The financial package imagined by Eagle to send Ernest Nuamah to Lyon, via Molenbeek, raised questions in the Norwegian press.
It’s a transfer that gets a lot of ink flowing. Olympique Lyonnais achieved its big hit in the summer transfer window by signing the promising Ernest Nuamah. But the Ghanaian winger does not really belong to OL. He was thus loaned to Les Gones after being recruited by… Molenbeek, another club belonging to Eagle Football, the company of John Textor.
This is how the “small” Belgian club who disbursed the 26 million euros promised to Nordsjaelland, who can hope to see the bill grow with some bonuses and a 25% resale clause, according to Tipsbladet. The Norwegian daily, precisely, is interested in this particularly strange transfer, indicating that
“FC Nordsjælland immediately received the full payment in a single payment, which is very“FC Nordsjælland immediately received the full payment in a single payment, which is very unusual for a transfer in this price range. »
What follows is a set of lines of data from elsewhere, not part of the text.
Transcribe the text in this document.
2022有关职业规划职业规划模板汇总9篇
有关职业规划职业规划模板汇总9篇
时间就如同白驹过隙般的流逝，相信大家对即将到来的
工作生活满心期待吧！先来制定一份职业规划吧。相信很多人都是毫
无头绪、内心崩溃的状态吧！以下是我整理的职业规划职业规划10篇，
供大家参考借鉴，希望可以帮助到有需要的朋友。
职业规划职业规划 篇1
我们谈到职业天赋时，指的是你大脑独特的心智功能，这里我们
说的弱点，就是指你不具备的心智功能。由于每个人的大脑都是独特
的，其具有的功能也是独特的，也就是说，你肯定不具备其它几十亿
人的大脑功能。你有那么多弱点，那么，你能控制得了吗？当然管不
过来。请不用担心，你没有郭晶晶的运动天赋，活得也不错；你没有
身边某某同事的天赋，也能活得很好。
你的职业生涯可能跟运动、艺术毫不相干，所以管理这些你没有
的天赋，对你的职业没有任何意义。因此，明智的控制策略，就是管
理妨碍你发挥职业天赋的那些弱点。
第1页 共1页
Nuamah, a relay transfer? In addition, it has not escaped anyone that OL and Textor have planned this arrangement with Molenbeek to circumvent the regulations. Those of the DNCG, which pronounced supervision measures against the Rhone club, slowed down in its regulations. But also those of FIFA. In this case, Tipsbladet observes that the Nuamah case
“looks like a bridging transfer, a type of transfer with a third club involved expressly prohibited by FIFA rules. » In concrete terms, as the Jurisportiva site explains,
“FIFA provides that unless the contrary can be established, if two consecutive transfers – national or international – of the same player take place within the space of sixteen weeks, then the parties involved in these two transfers (clubs and player ) will be deemed to have taken part in a bridging transfer”.
In this case, it is not a second transfer in a very short period of time, but a free loan, which should allow OL to get by from this point of view. . And this could lead FIFA to change its regulations to fight against companies owning several clubs, and using them as they please…
Before Nuamah’s transfer, Molenbeek had never spent more than €3m to land a player, according to Transfermakt.